Contact: Julien Fageot

Levels: Master semester project, or Master thesis

Sections: IC, EE, SMA

Recent works have investigated the possibility of recovering continuous-domain signals from their discrete observations using sparsity-promoting variational methods. The resulting interpolation problem is then cast as a functional sparse inverse problem. In this project, we focus on piecewise-linear continuous-domain reconstruction, which is achieved by regularising the inverse problem with the total-variation norm of the second derivative of the signal. Such reconstruction combines the advantage of simplicity and efficiency (for instance, deep neural networks based on ReLU activation functions actually perform piecewise-linear representations of the data) and allows for a sparse and adaptive signal representation. 

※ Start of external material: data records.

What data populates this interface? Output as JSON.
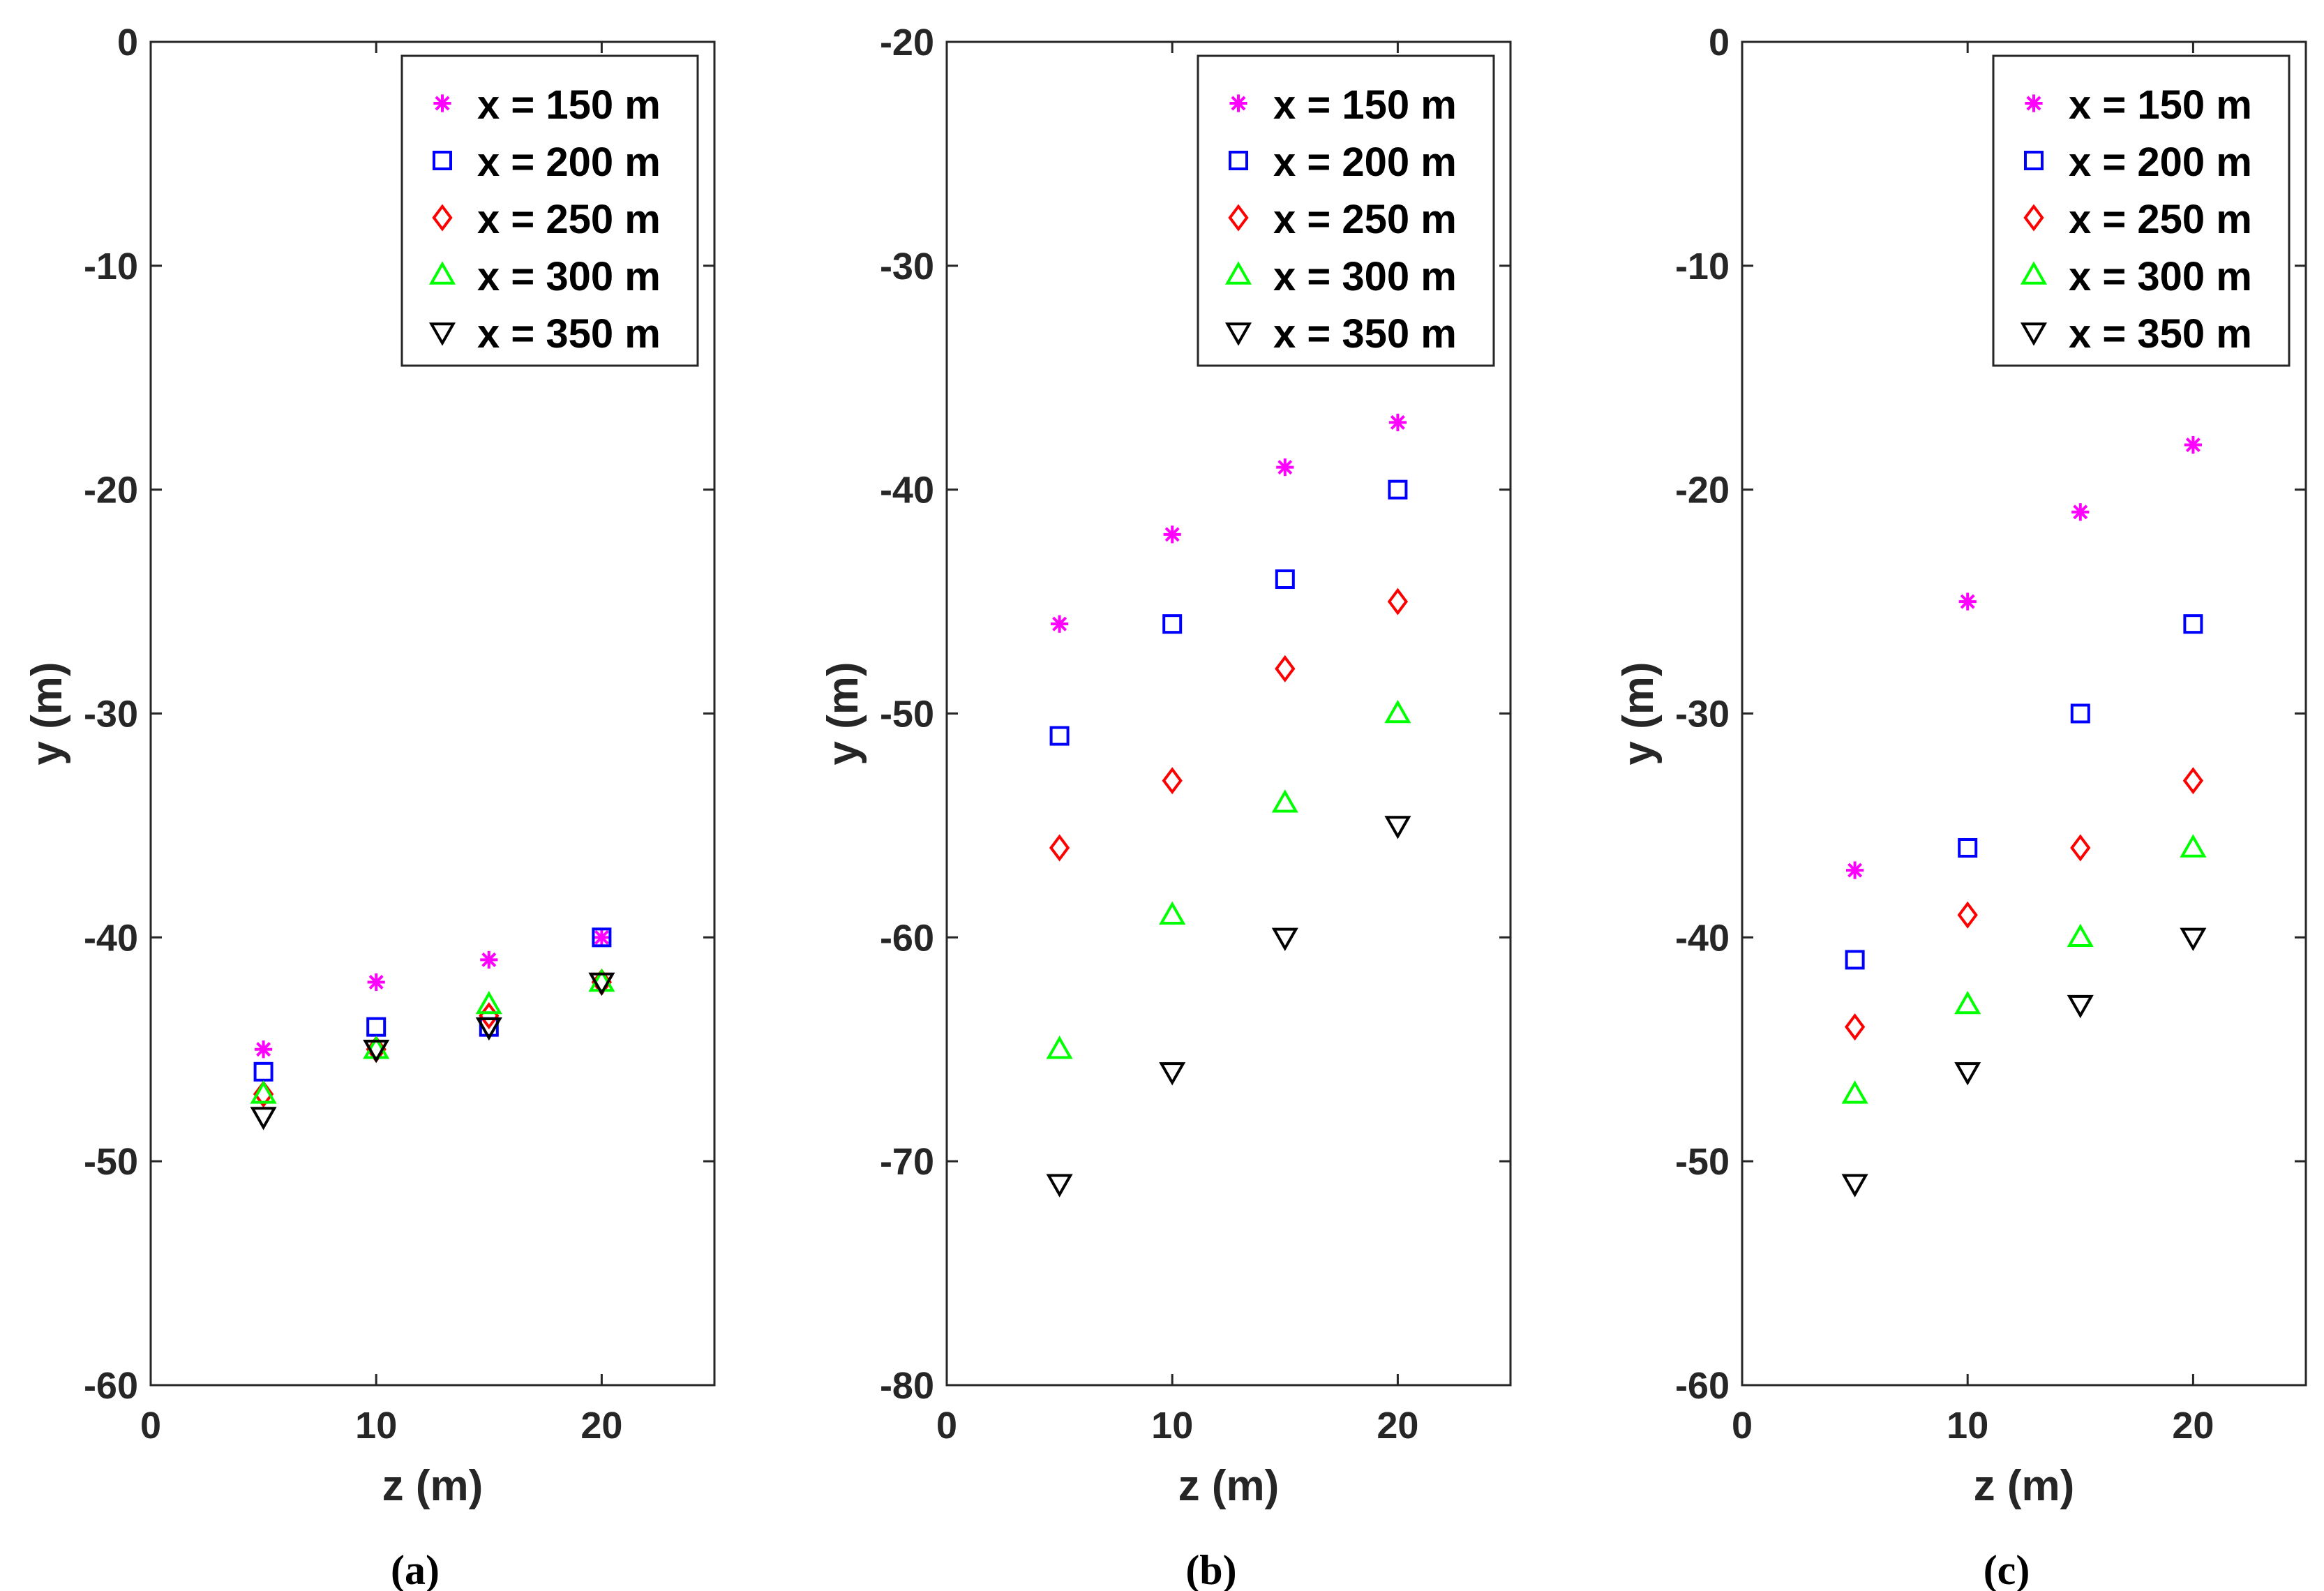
{
  "colors": {
    "x150": "#ff00ff",
    "x200": "#0000ff",
    "x250": "#ff0000",
    "x300": "#00ff00",
    "x350": "#000000",
    "axis": "#262626"
  },
  "chart_data": [
    {
      "type": "scatter",
      "caption": "(a)",
      "xlabel": "z (m)",
      "ylabel": "y (m)",
      "xlim": [
        0,
        25
      ],
      "ylim": [
        -60,
        0
      ],
      "xticks": [
        0,
        10,
        20
      ],
      "yticks": [
        0,
        -10,
        -20,
        -30,
        -40,
        -50,
        -60
      ],
      "legend_position": "top-right",
      "series": [
        {
          "name": "x = 150 m",
          "marker": "asterisk",
          "color": "#ff00ff",
          "x": [
            5,
            10,
            15,
            20
          ],
          "y": [
            -45,
            -42,
            -41,
            -40
          ]
        },
        {
          "name": "x = 200 m",
          "marker": "square",
          "color": "#0000ff",
          "x": [
            5,
            10,
            15,
            20
          ],
          "y": [
            -46,
            -44,
            -44,
            -40
          ]
        },
        {
          "name": "x = 250 m",
          "marker": "diamond",
          "color": "#ff0000",
          "x": [
            5,
            10,
            15,
            20
          ],
          "y": [
            -47,
            -45,
            -43.5,
            -42
          ]
        },
        {
          "name": "x = 300 m",
          "marker": "triangle-up",
          "color": "#00ff00",
          "x": [
            5,
            10,
            15,
            20
          ],
          "y": [
            -47,
            -45,
            -43,
            -42
          ]
        },
        {
          "name": "x = 350 m",
          "marker": "triangle-down",
          "color": "#000000",
          "x": [
            5,
            10,
            15,
            20
          ],
          "y": [
            -48,
            -45,
            -44,
            -42
          ]
        }
      ]
    },
    {
      "type": "scatter",
      "caption": "(b)",
      "xlabel": "z (m)",
      "ylabel": "y (m)",
      "xlim": [
        0,
        25
      ],
      "ylim": [
        -80,
        -20
      ],
      "xticks": [
        0,
        10,
        20
      ],
      "yticks": [
        -20,
        -30,
        -40,
        -50,
        -60,
        -70,
        -80
      ],
      "legend_position": "top-right",
      "series": [
        {
          "name": "x = 150 m",
          "marker": "asterisk",
          "color": "#ff00ff",
          "x": [
            5,
            10,
            15,
            20
          ],
          "y": [
            -46,
            -42,
            -39,
            -37
          ]
        },
        {
          "name": "x = 200 m",
          "marker": "square",
          "color": "#0000ff",
          "x": [
            5,
            10,
            15,
            20
          ],
          "y": [
            -51,
            -46,
            -44,
            -40
          ]
        },
        {
          "name": "x = 250 m",
          "marker": "diamond",
          "color": "#ff0000",
          "x": [
            5,
            10,
            15,
            20
          ],
          "y": [
            -56,
            -53,
            -48,
            -45
          ]
        },
        {
          "name": "x = 300 m",
          "marker": "triangle-up",
          "color": "#00ff00",
          "x": [
            5,
            10,
            15,
            20
          ],
          "y": [
            -65,
            -59,
            -54,
            -50
          ]
        },
        {
          "name": "x = 350 m",
          "marker": "triangle-down",
          "color": "#000000",
          "x": [
            5,
            10,
            15,
            20
          ],
          "y": [
            -71,
            -66,
            -60,
            -55
          ]
        }
      ]
    },
    {
      "type": "scatter",
      "caption": "(c)",
      "xlabel": "z (m)",
      "ylabel": "y (m)",
      "xlim": [
        0,
        25
      ],
      "ylim": [
        -60,
        0
      ],
      "xticks": [
        0,
        10,
        20
      ],
      "yticks": [
        0,
        -10,
        -20,
        -30,
        -40,
        -50,
        -60
      ],
      "legend_position": "top-right",
      "series": [
        {
          "name": "x = 150 m",
          "marker": "asterisk",
          "color": "#ff00ff",
          "x": [
            5,
            10,
            15,
            20
          ],
          "y": [
            -37,
            -25,
            -21,
            -18
          ]
        },
        {
          "name": "x = 200 m",
          "marker": "square",
          "color": "#0000ff",
          "x": [
            5,
            10,
            15,
            20
          ],
          "y": [
            -41,
            -36,
            -30,
            -26
          ]
        },
        {
          "name": "x = 250 m",
          "marker": "diamond",
          "color": "#ff0000",
          "x": [
            5,
            10,
            15,
            20
          ],
          "y": [
            -44,
            -39,
            -36,
            -33
          ]
        },
        {
          "name": "x = 300 m",
          "marker": "triangle-up",
          "color": "#00ff00",
          "x": [
            5,
            10,
            15,
            20
          ],
          "y": [
            -47,
            -43,
            -40,
            -36
          ]
        },
        {
          "name": "x = 350 m",
          "marker": "triangle-down",
          "color": "#000000",
          "x": [
            5,
            10,
            15,
            20
          ],
          "y": [
            -51,
            -46,
            -43,
            -40
          ]
        }
      ]
    }
  ]
}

The underlying optimization task has been recently studied in detail and an elegant and very efficient algorithm able to reach the sparsest piecewise-linear continuous-domain representation of the signal has been proposed. The goal of the project is to build on this breakthrough result and to perform an innovative statistical analysis of the functional and sparse reconstruction method. By relying on various probabilistic models, ranging from sparse (Poisson processes) to smooth (Gaussian processes) models, one main objective will be to quantify the statistical properties and performances of the proposed algorithm. 

The project will include both theoretical and computational aspects that can be adapted to the student’s scientific interests. Being at ease with statistics, optimization, functional analysis, and advanced learning topics is expected.

Reference:
[1] Thomas Debarre, Quentin Denoyelle, Michael Unser, Julien Fageot,
Sparsest Continuous Piecewise-Linear Representation of Data (2020). arXiv.